5. & 7. Assessments and collaboration are your friends
This we believe (NMSA, 2010)
*Varied and ongoing assessments advance learning as well as measure it.
Varied Assessments
*Leaders are committed to and knowledgeable about this age group, educational research, and best practice. Committed Leaders.
I have worked in school systems where the weeks leading up to state exams include daily drill, drill, and drill. One year I was given a workbook and told to work in it every day. I have worked in systems where students were given benchmark exams so often that we, as teachers, calculated over a week of instruction time lost every quarter. I have worked in systems where the state exams were given as early as March. When I have watched students and teachers in these settings, I often see fatigue, followed by a lack of focus.
One year, a team of teachers and students increased math scores significantly. (Student scores increased from forty-nine percent to sixty-three percent.) I had the opportunity to interview the principal, and observe and interview each of the six teachers individually, and as a team. I was also able to interview the math coach. The math coach was part of the school administrative team.
First and foremost, the team of teachers was committed to working together to improve the students' scores. Second, the math coach and two of the teachers collaborated individually and with the team to design the structures which included: teachers meeting weekly with the math coach, assessing students every day with exit slips to determine what was to be done the following day, every week collective brainstorming, and deciding, as a team, what to focus on next. The formats were the same in each class.

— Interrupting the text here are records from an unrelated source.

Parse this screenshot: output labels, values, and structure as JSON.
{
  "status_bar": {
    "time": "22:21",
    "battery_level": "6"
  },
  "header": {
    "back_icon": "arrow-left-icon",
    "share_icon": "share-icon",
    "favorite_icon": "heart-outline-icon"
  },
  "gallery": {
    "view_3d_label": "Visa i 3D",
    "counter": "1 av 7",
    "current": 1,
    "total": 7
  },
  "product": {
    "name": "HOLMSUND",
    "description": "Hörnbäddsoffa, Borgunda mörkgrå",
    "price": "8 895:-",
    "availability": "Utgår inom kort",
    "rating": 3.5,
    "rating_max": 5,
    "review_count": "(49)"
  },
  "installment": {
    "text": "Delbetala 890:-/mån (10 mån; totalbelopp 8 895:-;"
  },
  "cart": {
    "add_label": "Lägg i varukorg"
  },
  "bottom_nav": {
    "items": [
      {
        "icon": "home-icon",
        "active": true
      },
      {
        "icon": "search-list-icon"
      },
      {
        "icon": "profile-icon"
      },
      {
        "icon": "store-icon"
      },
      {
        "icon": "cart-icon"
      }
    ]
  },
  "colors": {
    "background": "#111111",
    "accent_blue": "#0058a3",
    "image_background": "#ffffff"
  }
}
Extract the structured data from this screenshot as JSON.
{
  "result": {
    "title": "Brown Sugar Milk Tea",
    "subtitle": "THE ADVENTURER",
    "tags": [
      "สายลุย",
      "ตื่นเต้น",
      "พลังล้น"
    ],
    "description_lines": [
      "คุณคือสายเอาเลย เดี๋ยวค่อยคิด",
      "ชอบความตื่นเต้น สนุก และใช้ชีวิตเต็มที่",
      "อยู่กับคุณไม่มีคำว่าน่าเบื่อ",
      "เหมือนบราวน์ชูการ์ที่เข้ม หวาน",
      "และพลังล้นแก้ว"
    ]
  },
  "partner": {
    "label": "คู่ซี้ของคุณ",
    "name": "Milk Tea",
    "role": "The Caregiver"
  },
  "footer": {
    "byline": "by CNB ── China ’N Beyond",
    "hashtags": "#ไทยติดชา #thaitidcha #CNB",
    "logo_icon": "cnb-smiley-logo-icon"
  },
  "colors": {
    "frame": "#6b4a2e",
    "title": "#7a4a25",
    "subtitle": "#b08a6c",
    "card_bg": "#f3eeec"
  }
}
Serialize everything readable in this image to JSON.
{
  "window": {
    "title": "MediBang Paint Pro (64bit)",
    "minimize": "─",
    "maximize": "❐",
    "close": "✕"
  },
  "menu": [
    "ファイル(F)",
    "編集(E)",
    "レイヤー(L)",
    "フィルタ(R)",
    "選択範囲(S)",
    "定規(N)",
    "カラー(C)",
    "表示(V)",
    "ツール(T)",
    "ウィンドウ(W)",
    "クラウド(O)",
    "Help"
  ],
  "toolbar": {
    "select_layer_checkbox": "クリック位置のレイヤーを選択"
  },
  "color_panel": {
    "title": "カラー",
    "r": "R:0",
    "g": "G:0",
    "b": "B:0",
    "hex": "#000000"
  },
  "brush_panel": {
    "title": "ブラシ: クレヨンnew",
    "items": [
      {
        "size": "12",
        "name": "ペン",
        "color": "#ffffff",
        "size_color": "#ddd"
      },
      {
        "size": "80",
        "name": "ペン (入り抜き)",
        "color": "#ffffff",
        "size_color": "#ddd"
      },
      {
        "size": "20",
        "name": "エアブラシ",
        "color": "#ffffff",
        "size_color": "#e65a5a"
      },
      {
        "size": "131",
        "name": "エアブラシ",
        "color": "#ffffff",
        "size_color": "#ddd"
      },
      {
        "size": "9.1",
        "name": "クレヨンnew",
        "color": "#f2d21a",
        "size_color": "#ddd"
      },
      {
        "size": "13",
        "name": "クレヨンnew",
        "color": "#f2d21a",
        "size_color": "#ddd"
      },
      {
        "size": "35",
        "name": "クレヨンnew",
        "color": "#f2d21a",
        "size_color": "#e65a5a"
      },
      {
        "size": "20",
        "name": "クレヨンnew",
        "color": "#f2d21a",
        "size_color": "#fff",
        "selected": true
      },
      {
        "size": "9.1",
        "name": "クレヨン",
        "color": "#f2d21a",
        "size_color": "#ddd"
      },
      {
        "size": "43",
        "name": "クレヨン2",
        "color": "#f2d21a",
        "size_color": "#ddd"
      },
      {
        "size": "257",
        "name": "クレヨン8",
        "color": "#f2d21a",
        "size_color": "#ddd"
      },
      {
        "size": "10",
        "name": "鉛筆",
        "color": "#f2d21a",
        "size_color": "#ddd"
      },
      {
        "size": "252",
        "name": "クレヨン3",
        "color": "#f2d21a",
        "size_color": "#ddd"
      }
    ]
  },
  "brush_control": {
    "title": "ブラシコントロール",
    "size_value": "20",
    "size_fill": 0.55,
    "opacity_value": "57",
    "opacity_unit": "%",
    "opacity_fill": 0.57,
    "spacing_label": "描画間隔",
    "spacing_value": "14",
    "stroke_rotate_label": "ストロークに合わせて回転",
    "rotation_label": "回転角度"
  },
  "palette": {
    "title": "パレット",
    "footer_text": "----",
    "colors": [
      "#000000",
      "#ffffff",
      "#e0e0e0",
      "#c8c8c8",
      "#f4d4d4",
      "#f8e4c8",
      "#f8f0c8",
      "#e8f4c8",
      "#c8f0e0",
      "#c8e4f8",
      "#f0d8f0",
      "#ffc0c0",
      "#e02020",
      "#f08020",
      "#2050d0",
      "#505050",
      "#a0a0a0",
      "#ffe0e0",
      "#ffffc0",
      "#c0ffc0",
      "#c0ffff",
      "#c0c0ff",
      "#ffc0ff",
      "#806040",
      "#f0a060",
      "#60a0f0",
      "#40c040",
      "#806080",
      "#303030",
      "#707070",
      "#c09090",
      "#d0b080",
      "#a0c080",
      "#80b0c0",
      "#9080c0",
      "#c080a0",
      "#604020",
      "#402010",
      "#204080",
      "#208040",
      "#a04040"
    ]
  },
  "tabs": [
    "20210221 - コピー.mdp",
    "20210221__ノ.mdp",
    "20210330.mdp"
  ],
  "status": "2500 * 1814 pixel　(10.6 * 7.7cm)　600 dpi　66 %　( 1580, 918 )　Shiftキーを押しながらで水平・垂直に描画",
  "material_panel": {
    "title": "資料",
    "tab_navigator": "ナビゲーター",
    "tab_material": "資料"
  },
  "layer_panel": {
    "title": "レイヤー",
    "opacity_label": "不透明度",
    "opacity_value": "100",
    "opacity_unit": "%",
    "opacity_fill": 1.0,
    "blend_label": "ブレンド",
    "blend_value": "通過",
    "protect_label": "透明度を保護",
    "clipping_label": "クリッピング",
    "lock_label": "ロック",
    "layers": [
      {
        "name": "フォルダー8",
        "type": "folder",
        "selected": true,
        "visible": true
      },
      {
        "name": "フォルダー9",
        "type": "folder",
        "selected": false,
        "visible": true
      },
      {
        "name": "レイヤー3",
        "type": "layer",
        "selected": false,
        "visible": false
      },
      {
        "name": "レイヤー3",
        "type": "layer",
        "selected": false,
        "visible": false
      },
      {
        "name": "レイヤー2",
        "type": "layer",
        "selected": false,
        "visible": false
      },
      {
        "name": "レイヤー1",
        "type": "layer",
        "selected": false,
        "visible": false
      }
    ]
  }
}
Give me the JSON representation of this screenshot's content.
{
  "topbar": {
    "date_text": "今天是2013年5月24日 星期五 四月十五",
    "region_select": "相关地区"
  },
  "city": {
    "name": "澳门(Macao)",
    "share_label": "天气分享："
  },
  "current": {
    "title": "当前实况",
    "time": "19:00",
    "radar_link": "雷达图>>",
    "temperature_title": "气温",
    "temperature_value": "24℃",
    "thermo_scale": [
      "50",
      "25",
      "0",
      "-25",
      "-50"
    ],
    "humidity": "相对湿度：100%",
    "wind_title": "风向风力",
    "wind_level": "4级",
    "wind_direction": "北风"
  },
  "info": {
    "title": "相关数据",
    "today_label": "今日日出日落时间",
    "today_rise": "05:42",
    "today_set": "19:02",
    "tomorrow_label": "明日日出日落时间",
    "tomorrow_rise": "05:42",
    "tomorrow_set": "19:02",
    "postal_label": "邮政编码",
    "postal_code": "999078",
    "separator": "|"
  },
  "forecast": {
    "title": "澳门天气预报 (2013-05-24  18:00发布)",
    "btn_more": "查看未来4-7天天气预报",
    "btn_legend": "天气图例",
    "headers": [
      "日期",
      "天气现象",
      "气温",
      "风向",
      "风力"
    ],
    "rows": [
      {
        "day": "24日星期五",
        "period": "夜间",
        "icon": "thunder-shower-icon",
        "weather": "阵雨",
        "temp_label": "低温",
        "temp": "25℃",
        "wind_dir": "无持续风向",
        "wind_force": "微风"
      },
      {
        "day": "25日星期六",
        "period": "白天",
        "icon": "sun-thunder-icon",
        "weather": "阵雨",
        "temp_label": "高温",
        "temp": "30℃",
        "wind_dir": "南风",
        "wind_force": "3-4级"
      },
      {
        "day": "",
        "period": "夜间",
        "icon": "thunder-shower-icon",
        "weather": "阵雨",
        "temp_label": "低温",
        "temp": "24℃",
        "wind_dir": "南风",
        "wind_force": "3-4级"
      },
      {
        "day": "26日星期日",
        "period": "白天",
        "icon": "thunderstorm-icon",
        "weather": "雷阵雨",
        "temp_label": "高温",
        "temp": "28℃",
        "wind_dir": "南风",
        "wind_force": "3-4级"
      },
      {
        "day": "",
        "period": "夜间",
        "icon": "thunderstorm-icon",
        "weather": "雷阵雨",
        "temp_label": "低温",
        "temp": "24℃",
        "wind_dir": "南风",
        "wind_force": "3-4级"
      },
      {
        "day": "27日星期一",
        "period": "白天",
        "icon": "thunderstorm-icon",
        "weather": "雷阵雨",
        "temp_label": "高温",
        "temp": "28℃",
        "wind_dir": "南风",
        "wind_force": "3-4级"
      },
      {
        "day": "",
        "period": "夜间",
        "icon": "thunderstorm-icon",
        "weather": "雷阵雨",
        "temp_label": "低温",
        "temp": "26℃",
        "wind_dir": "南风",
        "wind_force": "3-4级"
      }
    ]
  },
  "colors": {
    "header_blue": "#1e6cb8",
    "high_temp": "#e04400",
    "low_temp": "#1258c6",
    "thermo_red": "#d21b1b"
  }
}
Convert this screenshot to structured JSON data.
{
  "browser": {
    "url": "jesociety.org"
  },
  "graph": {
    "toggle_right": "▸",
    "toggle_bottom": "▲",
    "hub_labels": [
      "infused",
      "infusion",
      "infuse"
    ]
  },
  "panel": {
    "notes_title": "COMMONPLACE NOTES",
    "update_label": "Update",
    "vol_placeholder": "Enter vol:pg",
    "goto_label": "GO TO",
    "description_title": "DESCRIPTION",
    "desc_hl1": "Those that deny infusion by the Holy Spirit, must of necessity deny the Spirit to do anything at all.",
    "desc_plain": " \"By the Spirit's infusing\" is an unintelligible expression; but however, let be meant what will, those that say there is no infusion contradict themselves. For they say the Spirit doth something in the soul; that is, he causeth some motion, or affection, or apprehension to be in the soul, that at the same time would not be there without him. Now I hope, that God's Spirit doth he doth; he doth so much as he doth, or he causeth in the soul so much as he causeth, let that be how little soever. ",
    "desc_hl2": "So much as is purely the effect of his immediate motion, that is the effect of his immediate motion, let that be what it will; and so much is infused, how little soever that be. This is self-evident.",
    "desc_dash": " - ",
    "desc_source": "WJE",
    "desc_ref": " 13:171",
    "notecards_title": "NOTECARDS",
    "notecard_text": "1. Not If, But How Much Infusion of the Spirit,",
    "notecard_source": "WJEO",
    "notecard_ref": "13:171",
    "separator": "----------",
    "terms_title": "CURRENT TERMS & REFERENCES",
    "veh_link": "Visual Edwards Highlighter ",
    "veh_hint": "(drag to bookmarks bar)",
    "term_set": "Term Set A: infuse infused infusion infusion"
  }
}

Students began their day with thirty minutes of whole class drill where teachers intentionally focused on strategies. Second, students worked in centers including: investigations, technology, games, independent work, and small group instruction. When students and classes met goals, there was celebration and cheers and chants.
I was struck by the esprit de corps that permeated this group. They spoke a common language and believed their students would succeed. They inspired their students to do their best; they cheered them on, and behind all of this was a math coach who worked with the teachers to brainstorm ideas and help lead the charge. When I met the team of teachers, they were tired (It was at the end of the year.), but they were also positive, energetic, happy teachers. Team work and collaboration moved students forward.
Advice
1. Work with a team mate to design authentic assessment. Assessment is a tool. Without a focus and a structure for using assessment, it can become busy work. The teachers above used assessment every day. They used common assessments. They used the data to drive instruction.
2. Share data (Progress Monitoring: NCRTI studentprogress.org , 2010). Share data with one another to look for trends and information to guide instruction. Share data with students so they too can set goals.
3. Share strategies (Mastery Learning: Bloom, 1987) with one another. When things work embrace them. When you arrive at a school, know that there are colleagues who have lots of ideas.
4. Share advice (Teamwork: Gunn & King, 2003; Sumner, 2006; Langer, Colton, Goff, 2003). The teachers on that team told me they talked about students and strategies every day, before school, during lunch, and after school.
5. Gather and organize resources in a variety of formats.